Dr. James Perry (right) at a press conference to discuss Tragically Hip frontman Gord Downie's diagnosis of a brain tumour.
Visitors to Dr. James Perry's brain tumour clinic are often quite surprised to hear the sound that spills out into the hallway: laughter.
"We try to make the most of things," Dr. Perry explains. "We know that time may be limited but that's no reason to stop living. So we celebrate that. Every good scan we have a little party or a high-five or a hug. Hugs are common in our clinic. There's much more happiness than people would expect."
It's that happiness has kept Dr. Perry, neuro-oncologist and head of Sunnybrook's Neurology Program, at Sunnybrook for 20 years. A neuro-oncologist specializes in the diagnosis and treatment of brain tumours of the nervous system (brain and spine). These include primary brain tumours, like glioblastomas and metastatic brain tumours, which spread to the brain from other parts of the body. When Dr. Perry's mentors encouraged him to look into the field of work, there was no neuro-oncologist in Toronto.
"These patients and their families need a voice, an advocate, a researcher," Dr. Perry said. "We want to provide the best care possible and also invent the future of care."
And the father of four is doing just that -- he's heavily involved in global research trials that have been making a difference in brain tumour treatment for decades.
"In my first year of practice, one of my young patients entered into a clinical trial, one of the first trials ever done here at Sunnybrook," he recalls. "She outlived every patient in the worldwide trial. She sends me a Christmas card every year and updates me what's been going on with her life."

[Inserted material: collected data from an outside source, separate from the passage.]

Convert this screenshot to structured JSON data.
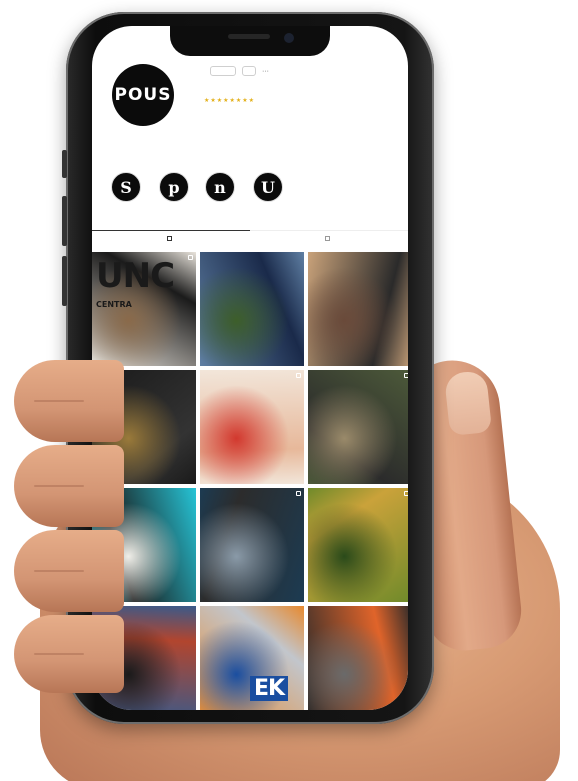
{
  "profile": {
    "avatar_small_text": "",
    "avatar_word": "POUS",
    "username": "",
    "follow_label": "",
    "message_label": "",
    "more_label": "···",
    "stats": [
      "",
      "",
      ""
    ],
    "bio_name": "",
    "bio_lines": [
      "",
      "",
      ""
    ],
    "bio_stars": "★★★★★★★★",
    "bio_link": ""
  },
  "highlights": [
    {
      "letter": "S",
      "label": ""
    },
    {
      "letter": "p",
      "label": ""
    },
    {
      "letter": "n",
      "label": ""
    },
    {
      "letter": "U",
      "label": ""
    }
  ],
  "tabs": [
    {
      "label": "",
      "active": true
    },
    {
      "label": "",
      "active": false
    }
  ],
  "grid": {
    "tiles": [
      {
        "name": "tile-poster-cyclist",
        "colors": [
          "#e9e4dc",
          "#1b1b1b",
          "#8a6a4a"
        ],
        "poster_text": "UNC",
        "poster_sub": "CENTRA"
      },
      {
        "name": "tile-race-winner",
        "colors": [
          "#5f7fa3",
          "#1a2a4a",
          "#3d5e2a"
        ],
        "poster_text": "",
        "poster_sub": ""
      },
      {
        "name": "tile-riders-legs",
        "colors": [
          "#c9a27a",
          "#2a2a2a",
          "#6a4a3a"
        ],
        "poster_text": "",
        "poster_sub": ""
      },
      {
        "name": "tile-bike-parts",
        "colors": [
          "#1a1a1a",
          "#333333",
          "#9a7a3a"
        ],
        "poster_text": "",
        "poster_sub": ""
      },
      {
        "name": "tile-hands-paper",
        "colors": [
          "#f2e6da",
          "#e7b89a",
          "#d2382e"
        ],
        "poster_text": "",
        "poster_sub": ""
      },
      {
        "name": "tile-gravel-rider",
        "colors": [
          "#4d5a3a",
          "#2b2b2b",
          "#9a8a6a"
        ],
        "poster_text": "",
        "poster_sub": ""
      },
      {
        "name": "tile-cyan-bike",
        "colors": [
          "#26c4d6",
          "#1a1a1a",
          "#f0efe9"
        ],
        "poster_text": "",
        "poster_sub": ""
      },
      {
        "name": "tile-crankset",
        "colors": [
          "#1c3b52",
          "#2c2c2c",
          "#8a9aa8"
        ],
        "poster_text": "",
        "poster_sub": ""
      },
      {
        "name": "tile-mtb-hill",
        "colors": [
          "#6f8a2a",
          "#caa23a",
          "#2a4a1a"
        ],
        "poster_text": "",
        "poster_sub": ""
      },
      {
        "name": "tile-peloton",
        "colors": [
          "#3a5a8a",
          "#b2452e",
          "#1a1a1a"
        ],
        "poster_text": "",
        "poster_sub": ""
      },
      {
        "name": "tile-fork-brand",
        "colors": [
          "#e7892e",
          "#c2c6cc",
          "#1a4ea0"
        ],
        "poster_text": "EK",
        "poster_sub": ""
      },
      {
        "name": "tile-bikes-crowd",
        "colors": [
          "#2a2a2a",
          "#e0642a",
          "#6a6a6a"
        ],
        "poster_text": "",
        "poster_sub": ""
      }
    ]
  }
}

Dr. Perry says stories like this remind him that this cancer can be cured, even if those instances are rare.
Dr. James Perry
Of course, there are still many very hard days. Those tougher days help push him forward in his research.

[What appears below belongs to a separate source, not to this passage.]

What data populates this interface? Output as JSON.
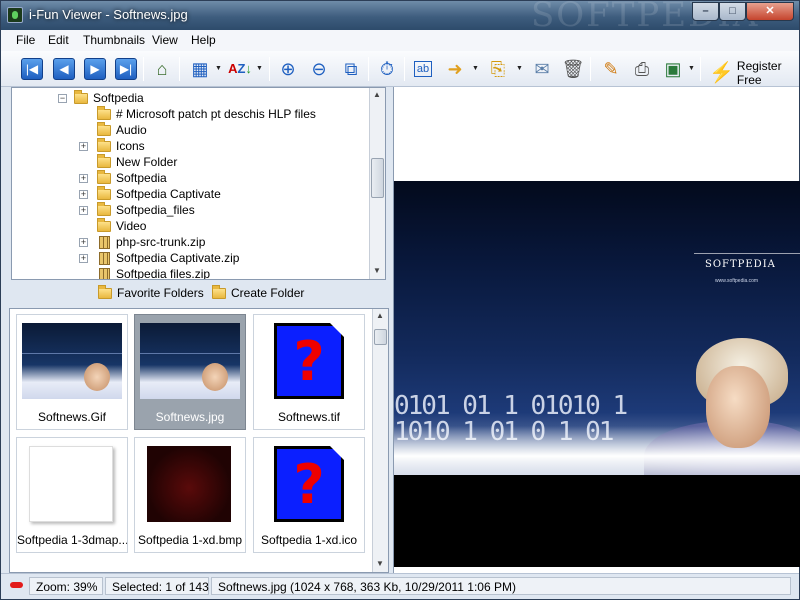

Dr. Perry says he's excited about some truly groundbreaking research going on at Sunnybrook, including blood-brain barrier disruption, which may allow drugs to be delivered to the previously unreachable part of the brain.
He's also working to develop a cancer and cognition clinic, which will involve a team of doctors and other health care professionals and examine how memory and thinking are affected from cancer and its treatment.
A team player, Dr. Perry helped start the Canadian Brain Tumour Consortium, a network of researchers and doctors who work together to advance treatments.
"It's a collegial way of looking at new therapies instead of competing to see who finishes research first," he says. "It's a proud moment."
And when patients come to him to show him photos of their graduation, or another birthday with their grandchildren, or another summer's day up at the cottage, Dr. Perry is humbled and proud.
"I'm so grateful for those happy moments," he says.